# Item 32: Consider Generator Expressions for Large List Comprehensions

The problem with list comprehensions is that may create new `list` instances containing one item for each value in input sequences. This is fine for small inputs, but for large inputs, this behavior could consume significant amounts of memory and cause a program to crash.

Say, for example, that we want to read from a file and return the number of characters on each line. Doing this with a list comprehension would require holding the length of every line of the file in memory. If the file is enormous, or perhaps a never-ending network socket, usig list comprehensions would be problematic. 

In [1]:
# Here we use a list comprehension in a way that can only handle small input values
value = [len(x) for x in open('my_file.txt')]
print(value)

[85, 31, 31, 2, 87, 3, 86, 59, 59, 142]


To solve this issue, Python providses *generator expressions*, which are a generalization of list comprehensions and generators. Generator expressions don't materialize the whole output sequence when they're run.
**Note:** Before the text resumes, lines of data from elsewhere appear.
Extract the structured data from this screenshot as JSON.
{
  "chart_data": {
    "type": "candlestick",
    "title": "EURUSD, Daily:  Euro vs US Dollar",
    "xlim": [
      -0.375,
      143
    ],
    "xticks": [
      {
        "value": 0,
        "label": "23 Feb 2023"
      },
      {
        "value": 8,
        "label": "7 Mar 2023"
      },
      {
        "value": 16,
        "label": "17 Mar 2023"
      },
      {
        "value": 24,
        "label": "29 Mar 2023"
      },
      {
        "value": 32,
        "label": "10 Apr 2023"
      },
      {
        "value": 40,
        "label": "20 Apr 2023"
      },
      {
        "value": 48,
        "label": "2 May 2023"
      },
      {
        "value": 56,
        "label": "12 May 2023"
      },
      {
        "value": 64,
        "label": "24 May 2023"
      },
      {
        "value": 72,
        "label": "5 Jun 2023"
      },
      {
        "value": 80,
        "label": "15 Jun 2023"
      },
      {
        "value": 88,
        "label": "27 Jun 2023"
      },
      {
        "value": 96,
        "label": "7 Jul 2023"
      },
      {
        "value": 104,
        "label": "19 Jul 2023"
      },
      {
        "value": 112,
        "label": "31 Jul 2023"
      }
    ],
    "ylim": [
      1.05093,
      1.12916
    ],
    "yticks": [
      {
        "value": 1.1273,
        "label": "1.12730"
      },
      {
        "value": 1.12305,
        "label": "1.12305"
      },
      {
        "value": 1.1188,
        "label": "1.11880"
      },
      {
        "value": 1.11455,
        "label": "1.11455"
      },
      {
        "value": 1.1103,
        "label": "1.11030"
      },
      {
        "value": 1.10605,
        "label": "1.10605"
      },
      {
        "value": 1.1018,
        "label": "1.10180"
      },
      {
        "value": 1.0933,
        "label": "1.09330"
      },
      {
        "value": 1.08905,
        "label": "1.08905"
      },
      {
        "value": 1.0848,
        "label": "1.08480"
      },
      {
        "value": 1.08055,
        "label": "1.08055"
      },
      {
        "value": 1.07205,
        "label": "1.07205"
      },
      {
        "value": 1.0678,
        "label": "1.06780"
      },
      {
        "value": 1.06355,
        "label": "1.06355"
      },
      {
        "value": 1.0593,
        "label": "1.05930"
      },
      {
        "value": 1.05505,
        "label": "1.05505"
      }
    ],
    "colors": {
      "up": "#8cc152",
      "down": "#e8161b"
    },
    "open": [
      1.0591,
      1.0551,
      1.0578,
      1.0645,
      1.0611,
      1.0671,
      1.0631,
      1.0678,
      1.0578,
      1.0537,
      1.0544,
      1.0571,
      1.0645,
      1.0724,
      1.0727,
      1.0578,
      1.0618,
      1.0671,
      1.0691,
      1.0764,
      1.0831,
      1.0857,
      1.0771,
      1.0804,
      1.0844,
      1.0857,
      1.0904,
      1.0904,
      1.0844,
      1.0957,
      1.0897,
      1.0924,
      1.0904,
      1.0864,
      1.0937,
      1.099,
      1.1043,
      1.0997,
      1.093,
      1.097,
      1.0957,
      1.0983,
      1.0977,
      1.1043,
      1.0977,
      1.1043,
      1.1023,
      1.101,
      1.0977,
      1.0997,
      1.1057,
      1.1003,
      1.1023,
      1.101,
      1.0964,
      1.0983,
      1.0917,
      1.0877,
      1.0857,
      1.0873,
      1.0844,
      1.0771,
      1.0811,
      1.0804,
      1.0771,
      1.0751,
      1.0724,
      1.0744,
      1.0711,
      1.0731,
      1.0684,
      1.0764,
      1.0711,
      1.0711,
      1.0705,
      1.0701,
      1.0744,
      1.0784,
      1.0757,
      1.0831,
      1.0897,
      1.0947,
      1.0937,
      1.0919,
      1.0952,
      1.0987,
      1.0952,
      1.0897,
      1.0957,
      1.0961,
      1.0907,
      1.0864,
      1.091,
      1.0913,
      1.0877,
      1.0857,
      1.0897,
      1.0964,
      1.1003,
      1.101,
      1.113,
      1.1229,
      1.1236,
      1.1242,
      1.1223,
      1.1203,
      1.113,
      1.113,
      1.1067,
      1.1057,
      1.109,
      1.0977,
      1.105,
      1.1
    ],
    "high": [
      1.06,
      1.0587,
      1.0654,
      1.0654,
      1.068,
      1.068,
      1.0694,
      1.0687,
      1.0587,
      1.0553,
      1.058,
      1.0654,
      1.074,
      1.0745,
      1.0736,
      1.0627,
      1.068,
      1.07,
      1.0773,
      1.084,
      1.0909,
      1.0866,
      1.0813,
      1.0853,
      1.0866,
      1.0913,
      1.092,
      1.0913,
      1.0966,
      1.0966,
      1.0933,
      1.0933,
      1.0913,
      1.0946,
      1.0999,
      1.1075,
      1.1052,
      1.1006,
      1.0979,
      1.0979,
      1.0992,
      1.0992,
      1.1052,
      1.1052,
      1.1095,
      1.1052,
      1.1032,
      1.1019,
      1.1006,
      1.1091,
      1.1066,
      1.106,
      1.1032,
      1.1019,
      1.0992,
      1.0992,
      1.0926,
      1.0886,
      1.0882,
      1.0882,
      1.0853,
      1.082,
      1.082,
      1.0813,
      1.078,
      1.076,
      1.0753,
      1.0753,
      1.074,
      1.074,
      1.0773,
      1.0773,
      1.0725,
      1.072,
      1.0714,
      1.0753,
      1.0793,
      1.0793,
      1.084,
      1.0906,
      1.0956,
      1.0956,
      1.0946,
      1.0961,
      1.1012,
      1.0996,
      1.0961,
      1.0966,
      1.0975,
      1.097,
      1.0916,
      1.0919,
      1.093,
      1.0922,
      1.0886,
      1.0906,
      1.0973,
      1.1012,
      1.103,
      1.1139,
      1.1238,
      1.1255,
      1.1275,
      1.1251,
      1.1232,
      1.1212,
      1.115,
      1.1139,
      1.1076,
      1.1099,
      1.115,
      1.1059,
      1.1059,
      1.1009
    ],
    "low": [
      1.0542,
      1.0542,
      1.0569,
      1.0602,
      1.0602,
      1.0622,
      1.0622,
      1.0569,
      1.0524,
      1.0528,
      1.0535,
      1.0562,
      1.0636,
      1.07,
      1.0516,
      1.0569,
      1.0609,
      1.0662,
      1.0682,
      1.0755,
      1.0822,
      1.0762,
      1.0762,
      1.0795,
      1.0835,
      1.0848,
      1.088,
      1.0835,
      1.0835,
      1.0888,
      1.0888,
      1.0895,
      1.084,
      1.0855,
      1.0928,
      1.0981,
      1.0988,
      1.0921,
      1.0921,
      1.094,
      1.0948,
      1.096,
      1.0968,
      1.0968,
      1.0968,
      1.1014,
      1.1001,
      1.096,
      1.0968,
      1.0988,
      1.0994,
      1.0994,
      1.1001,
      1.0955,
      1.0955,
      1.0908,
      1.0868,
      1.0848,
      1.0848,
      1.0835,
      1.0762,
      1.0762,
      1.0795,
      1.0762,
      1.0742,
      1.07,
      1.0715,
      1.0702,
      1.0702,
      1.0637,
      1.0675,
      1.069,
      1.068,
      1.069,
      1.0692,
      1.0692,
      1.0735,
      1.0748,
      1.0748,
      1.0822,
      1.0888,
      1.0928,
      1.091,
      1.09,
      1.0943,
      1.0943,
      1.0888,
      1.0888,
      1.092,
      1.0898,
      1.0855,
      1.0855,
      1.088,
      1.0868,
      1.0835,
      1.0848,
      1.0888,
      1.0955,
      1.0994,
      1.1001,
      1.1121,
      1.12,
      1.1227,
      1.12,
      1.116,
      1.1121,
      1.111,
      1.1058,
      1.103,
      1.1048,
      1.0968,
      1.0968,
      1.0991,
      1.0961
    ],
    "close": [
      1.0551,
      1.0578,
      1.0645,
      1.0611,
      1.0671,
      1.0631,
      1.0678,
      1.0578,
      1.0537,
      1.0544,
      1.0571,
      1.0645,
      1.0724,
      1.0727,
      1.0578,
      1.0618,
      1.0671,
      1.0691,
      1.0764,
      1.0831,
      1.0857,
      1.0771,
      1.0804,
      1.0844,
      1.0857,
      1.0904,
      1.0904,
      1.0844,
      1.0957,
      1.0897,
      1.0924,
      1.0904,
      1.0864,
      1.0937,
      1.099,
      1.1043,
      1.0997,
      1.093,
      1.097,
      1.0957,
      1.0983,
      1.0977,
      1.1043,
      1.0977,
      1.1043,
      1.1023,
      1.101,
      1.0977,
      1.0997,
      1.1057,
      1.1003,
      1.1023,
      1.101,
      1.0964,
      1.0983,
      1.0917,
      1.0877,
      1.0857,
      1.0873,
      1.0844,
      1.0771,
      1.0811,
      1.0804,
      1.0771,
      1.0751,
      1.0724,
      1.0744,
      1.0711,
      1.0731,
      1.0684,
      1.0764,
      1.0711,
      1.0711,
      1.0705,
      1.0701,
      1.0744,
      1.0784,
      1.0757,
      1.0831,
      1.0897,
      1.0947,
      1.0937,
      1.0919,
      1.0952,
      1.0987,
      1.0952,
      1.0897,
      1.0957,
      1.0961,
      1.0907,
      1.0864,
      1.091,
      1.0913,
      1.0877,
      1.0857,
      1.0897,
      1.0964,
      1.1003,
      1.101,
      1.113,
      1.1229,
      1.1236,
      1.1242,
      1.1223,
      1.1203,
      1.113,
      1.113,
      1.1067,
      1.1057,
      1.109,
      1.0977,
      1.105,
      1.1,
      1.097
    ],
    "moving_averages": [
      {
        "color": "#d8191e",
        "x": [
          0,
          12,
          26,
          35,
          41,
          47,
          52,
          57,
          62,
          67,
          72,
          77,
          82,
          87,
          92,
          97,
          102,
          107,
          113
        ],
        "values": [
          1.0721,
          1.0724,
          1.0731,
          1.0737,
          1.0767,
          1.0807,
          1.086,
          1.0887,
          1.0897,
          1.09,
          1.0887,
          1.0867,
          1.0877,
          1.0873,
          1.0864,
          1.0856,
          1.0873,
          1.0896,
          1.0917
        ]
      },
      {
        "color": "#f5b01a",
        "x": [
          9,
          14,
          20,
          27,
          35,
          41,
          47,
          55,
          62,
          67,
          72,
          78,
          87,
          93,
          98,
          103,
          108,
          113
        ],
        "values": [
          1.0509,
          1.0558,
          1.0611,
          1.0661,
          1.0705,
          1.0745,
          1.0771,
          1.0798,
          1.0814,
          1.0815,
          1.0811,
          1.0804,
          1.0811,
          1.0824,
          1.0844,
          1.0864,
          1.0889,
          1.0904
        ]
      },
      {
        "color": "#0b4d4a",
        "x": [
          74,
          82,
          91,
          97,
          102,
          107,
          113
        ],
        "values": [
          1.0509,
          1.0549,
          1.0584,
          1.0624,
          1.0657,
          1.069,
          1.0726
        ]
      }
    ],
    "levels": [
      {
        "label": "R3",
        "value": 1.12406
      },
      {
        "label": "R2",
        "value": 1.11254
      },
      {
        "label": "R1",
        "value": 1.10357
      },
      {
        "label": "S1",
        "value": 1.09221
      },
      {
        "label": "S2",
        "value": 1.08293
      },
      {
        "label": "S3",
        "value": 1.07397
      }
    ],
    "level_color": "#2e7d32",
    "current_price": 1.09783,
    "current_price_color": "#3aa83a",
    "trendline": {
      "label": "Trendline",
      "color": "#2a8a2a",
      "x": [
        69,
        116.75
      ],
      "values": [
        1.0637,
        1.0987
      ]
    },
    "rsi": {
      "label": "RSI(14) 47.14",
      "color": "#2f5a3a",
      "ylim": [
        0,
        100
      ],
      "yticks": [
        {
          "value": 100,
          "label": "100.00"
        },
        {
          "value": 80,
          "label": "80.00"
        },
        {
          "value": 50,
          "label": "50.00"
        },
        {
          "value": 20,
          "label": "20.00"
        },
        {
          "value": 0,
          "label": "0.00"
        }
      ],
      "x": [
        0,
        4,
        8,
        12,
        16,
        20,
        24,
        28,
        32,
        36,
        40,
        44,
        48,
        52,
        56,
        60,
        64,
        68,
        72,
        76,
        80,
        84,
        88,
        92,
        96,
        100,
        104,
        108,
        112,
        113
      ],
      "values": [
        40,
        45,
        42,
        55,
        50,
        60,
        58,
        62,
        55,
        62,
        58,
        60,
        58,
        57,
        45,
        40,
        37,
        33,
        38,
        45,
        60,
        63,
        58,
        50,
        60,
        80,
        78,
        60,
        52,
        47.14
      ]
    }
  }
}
Instead, generator expressions evaluate to an iterator that yields one item at a time from the expression

You create a generator expression by putting list-comprehension-like syntax between `()` characters.

In [4]:
# Here we use a generator expression that is equivalent to the code above. The only thing to note here is that
# generator expressions immediately evaluate to iterators and do not make forward progress
it = (len(x) for x in open('my_file.txt'))
print(it)

<generator object <genexpr> at 0x7ff4b03f1510>


In [5]:
# The returned iterator can be advanced one step at time to produce the next output from the generator expression,
# as needed (using the next built-in function). We can consume as much as we want from the generator without risking
# a blowup in memory usage
print(next(it))
print(next(it))
print(next(it))

85
31
31


Another powerful outcome of generator expressions is that they can be composed together.

In [6]:
# Here, we take the iterator returned by the generator expression above and use it as the input for another generator
# expression
roots = ((x, x**0.5) for x in it)

In [7]:
# Each time we advance the iterator, it also advances the interior iterator, creating a domino effect of looping, 
# evaluating conditional expressions, and passing around inputs and outputs, all while being as memory efficient
# as possible
print(next(roots))
print(next(roots))
print(next(roots))

(2, 1.4142135623730951)
(87, 9.327379053088816)
(3, 1.7320508075688772)


Chaining generator together like this, executes very quickly in Python. When we're looking for a way to compose that's on a large stream of input, generator expressions are a great choice. The only gotcha is that iterators returned by generator expressions are stateful, so we must be carefl not to use these iterators more than once.